I'd greatly appreciate criticism and revision of any kind! I need to submit this soon.
After interning with the facilities department and experiencing life on campus for several weeks, I've come to admire Columbia's unyielding pursuit of excellence in science and engineering. With the Northwest Corner Building nearly completed, a Geosciences Lab in Lamont commissioned for construction, and the first metal-clean lab on the East Coast designed, Columbia's dedication to modernize science and engineering facilities is evident. A prospective chemical engineer, I wouldn't be able to find so many cutting-edge resources anywhere else. The Courseworks in Columbia chatroom would let me take my learning experience outside the lecture hall. Demonstrate's Columbia's willingness to adopt new technologies to enhance the learning experience through interaction and communication outside the classroom.
I equally esteem Columbia's position at the forefront of internationalization, as could be evidenced by its employment of a German engineer for the metal-clean lab. The four global centers that the College has established depict its path to becoming a global university. Being an aficionado of the economic and technological implications of going global, I find the opportunity to study at a college so entrenched in globalization irresistible.

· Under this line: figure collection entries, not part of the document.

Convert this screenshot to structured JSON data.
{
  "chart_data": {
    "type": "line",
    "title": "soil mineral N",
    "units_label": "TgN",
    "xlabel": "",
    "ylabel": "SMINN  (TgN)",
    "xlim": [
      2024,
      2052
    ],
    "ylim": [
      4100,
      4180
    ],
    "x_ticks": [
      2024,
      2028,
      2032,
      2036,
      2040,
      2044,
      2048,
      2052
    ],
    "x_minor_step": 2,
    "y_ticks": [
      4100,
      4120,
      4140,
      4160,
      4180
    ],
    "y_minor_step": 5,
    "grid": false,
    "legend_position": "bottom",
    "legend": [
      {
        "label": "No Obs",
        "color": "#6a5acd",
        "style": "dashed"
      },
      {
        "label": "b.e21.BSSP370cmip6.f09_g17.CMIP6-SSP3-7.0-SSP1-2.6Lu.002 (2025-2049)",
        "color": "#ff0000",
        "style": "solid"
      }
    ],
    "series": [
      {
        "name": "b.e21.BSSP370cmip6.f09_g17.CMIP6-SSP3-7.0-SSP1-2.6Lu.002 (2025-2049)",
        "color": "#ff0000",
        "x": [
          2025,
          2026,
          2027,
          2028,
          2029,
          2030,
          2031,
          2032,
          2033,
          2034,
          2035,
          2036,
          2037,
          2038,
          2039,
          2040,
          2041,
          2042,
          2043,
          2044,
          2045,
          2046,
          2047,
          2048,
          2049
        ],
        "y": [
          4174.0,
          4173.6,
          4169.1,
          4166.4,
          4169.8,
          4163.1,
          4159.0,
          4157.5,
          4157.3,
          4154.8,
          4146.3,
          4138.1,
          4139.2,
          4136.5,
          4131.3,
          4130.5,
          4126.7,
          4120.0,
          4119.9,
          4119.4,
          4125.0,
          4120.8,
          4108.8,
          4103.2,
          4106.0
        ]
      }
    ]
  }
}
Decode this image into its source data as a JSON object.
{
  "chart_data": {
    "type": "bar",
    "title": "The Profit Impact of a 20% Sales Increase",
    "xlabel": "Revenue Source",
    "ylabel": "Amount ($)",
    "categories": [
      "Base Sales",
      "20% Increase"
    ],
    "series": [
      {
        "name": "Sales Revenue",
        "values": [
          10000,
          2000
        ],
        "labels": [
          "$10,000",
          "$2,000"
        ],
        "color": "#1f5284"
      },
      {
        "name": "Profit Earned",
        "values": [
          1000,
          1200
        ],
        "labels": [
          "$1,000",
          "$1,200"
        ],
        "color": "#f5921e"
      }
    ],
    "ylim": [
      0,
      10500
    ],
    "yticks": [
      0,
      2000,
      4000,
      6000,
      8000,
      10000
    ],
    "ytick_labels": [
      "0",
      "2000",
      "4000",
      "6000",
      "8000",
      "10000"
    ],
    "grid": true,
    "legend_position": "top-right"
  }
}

Also irresistible to me is the progressive environment that the College fosters. The invitation of President Ahmadinejad to speak at Columbia epitomizes the college's commitment to free speech and stimulating debate, no matter how controversial. As a budding advocate for environmental sustainability, I hope to participate in progressive undertakings myself, be they on Hamilton Lawn or through contributions to the AdHoc magazine.
good research done! maybe you should add a little bit of student life in there (if you want, to cover more field) but if not then the essay itself is pretty good.
mine checking mine out? thanks
and the first metal-clean lab on the East Coast designed,
This sentence sounds a bit weird.. maybe just take out the word "designed"?
would let me take my learning experience outside the lecture hall.
"would allow me to take my...
Demonstrate's Columbia's willingness to adopt new technologies to enhance the learning experience through interaction and communication outside the classroom.
Demonstrating or Which demonstrates?
The four global centers that the College has established depict its path to becoming a global university.
Perhaps change "its" to "Columbia's". "Its" is a bit confusing because it makes me think you are still talking about the global centers. Also consider using a different word that "depicts". Exemplifies perhaps?
This is really very good. I wouldn't worry much. You balanced praise and research and personal appeal very well.
If you still need to cut out some words, you could shorten your description and admiration for Columbia's polished, state-of-the-art facilities - the same could be said in fewer words.
Good luck! This is great, hope you get in!
This is pretty much ready for submission, really a lot of information, and you made the point clear that you know specifically why you wish to go. There are a few bits of info you could probably group together, as it seems a little too much like a list.
I like that you state how you admire their choice of Mahmoud Ahmadinejad, as that shows a deeper understanding of world issues than simply listening to the news.
"Also irresistible to me" sounds a bit off. I would rearrange that phrase just a little bit.
I would suggest deleting all but the last sentence in the second paragraph, and fleshing out that particular aspect. Explain how Columbia is a global university; you don't need to relate it to only engineering, either, since you already talked about your engineering interests.
I'm applying to Columbia this year as well; mind taking a look at my essay?